UK Sets New Highest June Temperature as Met Office Records 36.7C in Somerset
Key Takeaways
- Merryfield, Somerset records 36.7°C, UK's hottest June day and 2026's warmest.
- Yeovilton reached 36.4°C earlier that day, among hottest June readings.
- Europe-wide heat wave triggers health emergencies and disruptions.
UK’s June record heat
The UK set a new highest June temperature as the Met Office said temperatures reached 36.4C at Yeovilton, Somerset, on Thursday afternoon, provisionally making it the UK’s hottest June day on record.
“London, United Kingdom – “At midnight yesterday, the temperature in my home was 31 degrees, which I could not control,” said Bijal Shah, a pharmacist who has spent the past fortnight trying and failing to buy a portable air conditioning unit or even an industrial fan to cool his five-month-old grandson who is unwell”
The record was then surpassed when provisional temperatures reached 36.7C in Merryfield, Somerset, and the Met Office said the new record could be exceeded again in the coming hours.

The BBC reported the UK could experience its warmest June night ever after the country saw a record temperature for the month recorded on Thursday afternoon with the temperature reaching 36.7C.
The BBC also said overnight temperatures in Cardiff did not drop below 23.5C, exceeding the previous record of 22.7C set in 1976, as the heatwave was driven by a “heat-dome” settling over western Europe.
The Met Office extended a rare red warning for extreme heat until 9pm on Friday for London and parts of south-eastern England, and the BBC said schools closed and a hosepipe ban was brought in for customers in Kent during the heatwave.
Hospitals, ambulances, alerts
London Ambulance Service said it recorded the highest ever number of life-threatening emergencies in its history “driven by the extreme heat” on Wednesday, and chief executive Jason Killens said crews were working “very hard in challenging conditions to care for patients.”
The BBC reported that at least six NHS trusts in England declared critical incidents because of the heatwave, and it said the extreme heat caused problems with IT systems, cancer equipment, lab testing and scanners.

In Wales, the BBC said a 50-year-old man died after entering the water at a Welsh beach on Wednesday, with South Wales Police calling to Aberavon beach at around 16:25.

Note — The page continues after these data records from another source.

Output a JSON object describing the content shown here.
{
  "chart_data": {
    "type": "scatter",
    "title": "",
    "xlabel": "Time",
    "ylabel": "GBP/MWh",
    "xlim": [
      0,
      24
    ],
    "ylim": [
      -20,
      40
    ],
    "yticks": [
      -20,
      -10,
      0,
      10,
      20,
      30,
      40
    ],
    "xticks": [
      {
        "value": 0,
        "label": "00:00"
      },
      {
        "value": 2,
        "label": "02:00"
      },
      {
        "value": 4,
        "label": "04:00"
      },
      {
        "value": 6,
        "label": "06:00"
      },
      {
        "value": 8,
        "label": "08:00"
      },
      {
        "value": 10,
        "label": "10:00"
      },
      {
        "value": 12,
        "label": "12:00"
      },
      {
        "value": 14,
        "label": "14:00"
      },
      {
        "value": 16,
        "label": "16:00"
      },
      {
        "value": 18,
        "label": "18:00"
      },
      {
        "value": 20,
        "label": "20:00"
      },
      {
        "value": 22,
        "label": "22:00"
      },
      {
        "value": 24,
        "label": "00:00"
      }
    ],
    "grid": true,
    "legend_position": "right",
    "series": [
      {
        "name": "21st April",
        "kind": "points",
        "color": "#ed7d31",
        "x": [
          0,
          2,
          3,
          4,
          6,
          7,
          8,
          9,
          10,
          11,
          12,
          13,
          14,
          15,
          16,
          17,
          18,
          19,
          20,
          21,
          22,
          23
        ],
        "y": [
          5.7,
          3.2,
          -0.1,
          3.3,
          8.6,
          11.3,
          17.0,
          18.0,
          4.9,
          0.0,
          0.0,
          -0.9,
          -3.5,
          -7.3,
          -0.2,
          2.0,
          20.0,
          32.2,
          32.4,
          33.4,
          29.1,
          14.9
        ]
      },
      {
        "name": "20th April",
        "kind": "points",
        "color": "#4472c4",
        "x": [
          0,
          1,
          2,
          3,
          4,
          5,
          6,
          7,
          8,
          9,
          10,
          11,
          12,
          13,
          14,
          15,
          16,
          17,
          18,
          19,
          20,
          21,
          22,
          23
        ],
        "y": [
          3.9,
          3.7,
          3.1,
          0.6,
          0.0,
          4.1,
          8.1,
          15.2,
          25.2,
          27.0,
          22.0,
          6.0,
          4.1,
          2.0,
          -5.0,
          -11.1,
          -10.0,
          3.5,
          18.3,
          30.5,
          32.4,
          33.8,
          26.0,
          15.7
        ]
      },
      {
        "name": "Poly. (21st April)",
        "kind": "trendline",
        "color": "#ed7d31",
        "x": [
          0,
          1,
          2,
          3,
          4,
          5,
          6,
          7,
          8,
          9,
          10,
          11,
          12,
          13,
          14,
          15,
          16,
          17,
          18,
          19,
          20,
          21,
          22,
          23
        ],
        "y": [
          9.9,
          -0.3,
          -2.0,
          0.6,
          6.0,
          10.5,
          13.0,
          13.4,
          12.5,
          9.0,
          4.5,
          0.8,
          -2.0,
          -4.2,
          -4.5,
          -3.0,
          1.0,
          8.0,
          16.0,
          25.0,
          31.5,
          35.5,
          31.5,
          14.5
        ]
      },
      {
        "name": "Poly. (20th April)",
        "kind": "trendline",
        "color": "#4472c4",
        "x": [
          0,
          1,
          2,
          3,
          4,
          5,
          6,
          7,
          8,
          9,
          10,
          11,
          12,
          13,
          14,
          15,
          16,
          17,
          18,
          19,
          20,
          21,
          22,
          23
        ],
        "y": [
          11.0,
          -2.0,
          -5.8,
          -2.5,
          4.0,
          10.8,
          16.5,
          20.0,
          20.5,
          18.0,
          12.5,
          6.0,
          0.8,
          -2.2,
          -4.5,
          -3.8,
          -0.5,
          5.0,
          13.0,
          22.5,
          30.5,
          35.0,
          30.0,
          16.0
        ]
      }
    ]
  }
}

The Met Office’s warnings were tied to population-wide adverse health effects, and the BBC said people should expect “population-wide adverse health affects” leading to “serious illness or danger to life.”
The BBC also described how temperatures away from northern Scotland would not drop below the high teens and that within the red warning area temperatures could peak for some at 37C or 38C.
Heat’s wider ripple
Across Europe, the CBC said Britain’s Met Office extended a red heat alert covering a large area into Friday, the first time such warnings have been issued for three days in a row, while France’s Health Minister Stephanie Rist told a news conference that “We are just at the start of seeing an increase in people going to emergency wards.”
“- Published The UK could experience its warmest June night ever, forecasters say, after the country saw a record temperature for the month recorded on Thursday afternoon with the temperature reaching 36”
The Guardian reported that the UK’s new provisional high of 36.4C (97.5F) recorded in Yeovilton, Somerset, surpassed Wednesday’s June record of 36.1C in Gosport, Hampshire, and it said the scorching conditions were linked to the death of a three-year-old boy after he became trapped in his family’s car in the suburbs of Paris.
The Guardian also quoted Paris mayor Emmanuel Grégoire saying there had been an “increase in mortality” in the capital and that “Pretty much all our indicators are in a critical state,” as it cited calls to emergency services and hospital admissions and deaths.
In France, NBC News said the French capital enforced early closures of iconic landmarks such as the Eiffel Tower and the Louvre museum, and it reported that French Prime Minister Sébastien Lecornu decided to “activate the highest level of public health mobilization, called ORSAN level 3.”
The Guardian further reported that the UK Health Security Agency found that more than 10,000 people died in Britain owing to summer heatwaves between 2020 and 2024, and it said the UKHSA extended its red heat-health alert by 24 hours to 11pm on Friday.